Sugimoto K, Yamada K, Egashira M, Yazaki Y, Hirai H, Kikuchi A, Oshimi K
Department of Hematology, Juntendo University School of Medicine, Tokyo, Japan.
Blood. 1998 Feb 15;91(4):1407-17.
We related cellular content of DNA topoisomerase (topo) IIalpha and IIbeta with the cell cycle position in proliferating, differentiated, and apoptotic HL-60 cells using two-dimensional flow cytometry. In logarithmically growing HL-60 cells, topo IIalpha increased especially in late S to G2/M phases, although the topo IIbeta level was almost constant throughout the cell cycle. Induction of differentiation by all-trans retinoic acid dramatically reduced the topo IIalpha but not the topo IIbeta level. A new G2/M population containing virtually no topo IIalpha appeared during differentiation and was supposed to be alive and noncycling. Two-dimensional flow cytometry of topo IIalpha or IIbeta staining and terminal deoxynucleotidyl transferase-mediated dUTP-biotin nick end-labeling assay showed that one topo IIbeta epitope situated at the C-terminal end decreased specifically in apoptotic HL-60 cells treated with Ara-C, etoposide, and vincristine. The amounts of a topo IIalpha epitope and another topo IIbeta epitope located at a more central portion were almost equal between apoptotic and nonapoptotic cells. Western blot analysis confirmed that topo IIbeta protein was completely degraded into smaller fragments and lost its C-terminal end during apoptosis. On the contrary, a large portion of topo IIalpha remained of its original size, although both topo IIalpha and IIbeta left from the nuclear fraction in apoptotic cells. Confocal laser microscopy showed nuclear localization of topo IIalpha and IIbeta in growing HL-60 cells. Although topo IIalpha and IIbeta were distributed throughout the cell during mitosis, only topo IIalpha was densely concentrated in the mitotic chromosomes. Both enzymes were dissociated from the genomic DNA even at an early phase of apoptosis and completely separated from the propidium iodide signal of DNA in the advanced stage. Chromatin condensation process in apoptosis is therefore completely topo II-independent and obviously differs from the mitotic one.

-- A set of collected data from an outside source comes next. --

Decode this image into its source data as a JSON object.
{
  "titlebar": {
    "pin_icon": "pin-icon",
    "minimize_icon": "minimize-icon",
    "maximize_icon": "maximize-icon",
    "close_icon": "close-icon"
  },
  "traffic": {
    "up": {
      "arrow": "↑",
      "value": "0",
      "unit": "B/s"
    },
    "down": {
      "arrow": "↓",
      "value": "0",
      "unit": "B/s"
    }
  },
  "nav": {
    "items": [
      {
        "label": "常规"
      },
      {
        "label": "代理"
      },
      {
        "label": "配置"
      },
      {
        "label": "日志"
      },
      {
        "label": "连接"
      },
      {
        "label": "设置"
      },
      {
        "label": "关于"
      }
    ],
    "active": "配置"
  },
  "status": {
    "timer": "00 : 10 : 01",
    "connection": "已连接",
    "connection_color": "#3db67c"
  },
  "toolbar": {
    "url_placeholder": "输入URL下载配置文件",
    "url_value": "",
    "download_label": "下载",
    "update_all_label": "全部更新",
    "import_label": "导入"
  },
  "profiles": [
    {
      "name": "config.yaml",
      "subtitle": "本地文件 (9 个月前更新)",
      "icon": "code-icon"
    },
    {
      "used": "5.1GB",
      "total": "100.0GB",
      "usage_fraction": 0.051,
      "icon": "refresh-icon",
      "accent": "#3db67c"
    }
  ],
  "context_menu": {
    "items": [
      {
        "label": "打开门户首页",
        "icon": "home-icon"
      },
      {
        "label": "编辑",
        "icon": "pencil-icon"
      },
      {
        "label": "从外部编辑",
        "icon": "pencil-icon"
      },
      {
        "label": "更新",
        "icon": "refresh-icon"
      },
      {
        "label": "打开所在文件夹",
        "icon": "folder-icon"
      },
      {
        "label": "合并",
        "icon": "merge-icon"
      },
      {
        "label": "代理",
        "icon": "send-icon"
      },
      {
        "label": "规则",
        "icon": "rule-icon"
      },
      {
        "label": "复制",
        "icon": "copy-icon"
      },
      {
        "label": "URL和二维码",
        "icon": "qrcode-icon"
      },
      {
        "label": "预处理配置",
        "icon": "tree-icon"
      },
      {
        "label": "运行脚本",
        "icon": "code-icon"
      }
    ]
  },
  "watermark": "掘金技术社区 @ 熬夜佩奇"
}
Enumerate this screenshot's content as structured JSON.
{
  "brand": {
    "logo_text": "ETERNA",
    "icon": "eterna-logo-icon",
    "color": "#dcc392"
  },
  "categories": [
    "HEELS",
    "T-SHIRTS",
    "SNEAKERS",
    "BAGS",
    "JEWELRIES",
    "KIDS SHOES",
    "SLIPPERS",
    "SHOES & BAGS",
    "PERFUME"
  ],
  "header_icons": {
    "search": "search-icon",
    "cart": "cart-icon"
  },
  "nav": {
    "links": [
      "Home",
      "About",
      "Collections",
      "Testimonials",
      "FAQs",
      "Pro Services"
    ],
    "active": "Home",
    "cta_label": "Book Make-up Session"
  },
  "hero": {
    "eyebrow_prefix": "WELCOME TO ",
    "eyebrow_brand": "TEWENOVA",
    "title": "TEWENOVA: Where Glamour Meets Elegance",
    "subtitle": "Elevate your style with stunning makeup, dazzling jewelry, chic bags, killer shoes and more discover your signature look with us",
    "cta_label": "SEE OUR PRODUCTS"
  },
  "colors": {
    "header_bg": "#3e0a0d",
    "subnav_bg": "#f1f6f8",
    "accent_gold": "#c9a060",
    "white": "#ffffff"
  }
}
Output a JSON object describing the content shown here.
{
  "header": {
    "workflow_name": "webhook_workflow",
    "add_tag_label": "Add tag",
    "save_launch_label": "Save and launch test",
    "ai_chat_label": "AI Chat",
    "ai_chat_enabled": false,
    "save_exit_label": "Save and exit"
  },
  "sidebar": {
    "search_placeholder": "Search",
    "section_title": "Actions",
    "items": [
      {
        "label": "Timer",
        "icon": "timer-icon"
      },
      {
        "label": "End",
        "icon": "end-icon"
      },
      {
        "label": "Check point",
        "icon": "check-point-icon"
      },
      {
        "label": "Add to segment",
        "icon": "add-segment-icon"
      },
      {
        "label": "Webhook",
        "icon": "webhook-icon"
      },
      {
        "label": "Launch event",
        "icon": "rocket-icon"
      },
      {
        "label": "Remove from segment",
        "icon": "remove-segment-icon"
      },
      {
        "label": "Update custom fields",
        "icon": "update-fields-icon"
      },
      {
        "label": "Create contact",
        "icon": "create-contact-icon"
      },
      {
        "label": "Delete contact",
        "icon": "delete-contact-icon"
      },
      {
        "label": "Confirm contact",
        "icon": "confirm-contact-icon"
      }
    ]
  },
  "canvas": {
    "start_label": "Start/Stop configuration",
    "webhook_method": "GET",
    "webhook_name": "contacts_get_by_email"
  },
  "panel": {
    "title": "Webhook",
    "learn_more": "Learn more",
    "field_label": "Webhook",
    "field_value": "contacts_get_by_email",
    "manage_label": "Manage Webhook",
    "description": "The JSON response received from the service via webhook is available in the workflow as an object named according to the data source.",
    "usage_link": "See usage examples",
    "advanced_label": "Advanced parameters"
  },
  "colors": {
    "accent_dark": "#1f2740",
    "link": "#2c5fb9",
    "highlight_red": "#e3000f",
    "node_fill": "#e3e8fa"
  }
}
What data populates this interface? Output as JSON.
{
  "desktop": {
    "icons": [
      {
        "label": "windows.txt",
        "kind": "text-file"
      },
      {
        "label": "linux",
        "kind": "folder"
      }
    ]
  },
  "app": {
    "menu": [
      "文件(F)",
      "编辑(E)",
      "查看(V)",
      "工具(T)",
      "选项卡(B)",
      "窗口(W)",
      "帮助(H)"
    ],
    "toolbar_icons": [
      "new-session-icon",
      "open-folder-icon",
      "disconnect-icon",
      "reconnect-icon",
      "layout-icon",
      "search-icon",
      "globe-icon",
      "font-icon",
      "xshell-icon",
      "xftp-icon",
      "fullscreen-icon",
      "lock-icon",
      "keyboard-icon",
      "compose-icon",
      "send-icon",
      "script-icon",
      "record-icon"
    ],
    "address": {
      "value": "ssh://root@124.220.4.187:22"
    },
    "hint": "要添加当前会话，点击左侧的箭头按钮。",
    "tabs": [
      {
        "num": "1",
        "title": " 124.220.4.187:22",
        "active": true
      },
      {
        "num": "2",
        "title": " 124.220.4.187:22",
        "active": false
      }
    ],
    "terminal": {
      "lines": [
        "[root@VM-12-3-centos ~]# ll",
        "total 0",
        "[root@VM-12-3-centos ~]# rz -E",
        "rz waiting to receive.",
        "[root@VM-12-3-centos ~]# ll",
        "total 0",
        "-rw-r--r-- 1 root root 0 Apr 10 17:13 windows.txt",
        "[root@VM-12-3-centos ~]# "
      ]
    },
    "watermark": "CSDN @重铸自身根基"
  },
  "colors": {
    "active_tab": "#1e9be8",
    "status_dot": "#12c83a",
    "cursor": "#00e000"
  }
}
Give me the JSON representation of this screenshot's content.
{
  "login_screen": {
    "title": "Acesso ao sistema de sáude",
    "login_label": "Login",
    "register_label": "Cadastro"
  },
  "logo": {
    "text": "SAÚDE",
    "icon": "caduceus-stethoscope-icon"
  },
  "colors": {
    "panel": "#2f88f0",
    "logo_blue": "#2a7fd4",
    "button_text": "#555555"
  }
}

我们使用二维流式细胞术,将DNA拓扑异构酶(topo)IIα和IIβ的细胞含量与增殖、分化和凋亡的HL-60细胞中的细胞周期位置相关联。在对数生长期的HL-60细胞中,topo IIα尤其在S期晚期至G2/M期增加,尽管topo IIβ水平在整个细胞周期中几乎保持恒定。全反式维甲酸诱导分化显著降低了topo IIα水平,但未降低topo IIβ水平。在分化过程中出现了一个几乎不含topo IIα的新G2/M群体,推测其为存活且非循环的细胞。topo IIα或IIβ染色的二维流式细胞术以及末端脱氧核苷酸转移酶介导的dUTP-生物素缺口末端标记分析表明,位于C末端的一个topo IIβ表位在经阿糖胞苷、依托泊苷和长春新碱处理的凋亡HL-60细胞中特异性降低。位于更中心部分的一个topo IIα表位和另一个topo IIβ表位的量在凋亡细胞和非凋亡细胞之间几乎相等。蛋白质印迹分析证实,topo IIβ蛋白在凋亡过程中完全降解为较小的片段并失去其C末端。相反,尽管凋亡细胞中topo IIα和IIβ均从核部分中消失,但大部分topo IIα仍保持其原始大小。共聚焦激光显微镜显示,在生长的HL-60细胞中topo IIα和IIβ定位于细胞核。虽然在有丝分裂期间topo IIα和IIβ分布于整个细胞,但只有topo IIα密集地集中在有丝分裂染色体中。即使在凋亡早期,这两种酶也与基因组DNA解离,并在晚期与DNA的碘化丙啶信号完全分离。因此,凋亡中的染色质浓缩过程完全不依赖于topo II,且明显不同于有丝分裂过程中的染色质浓缩。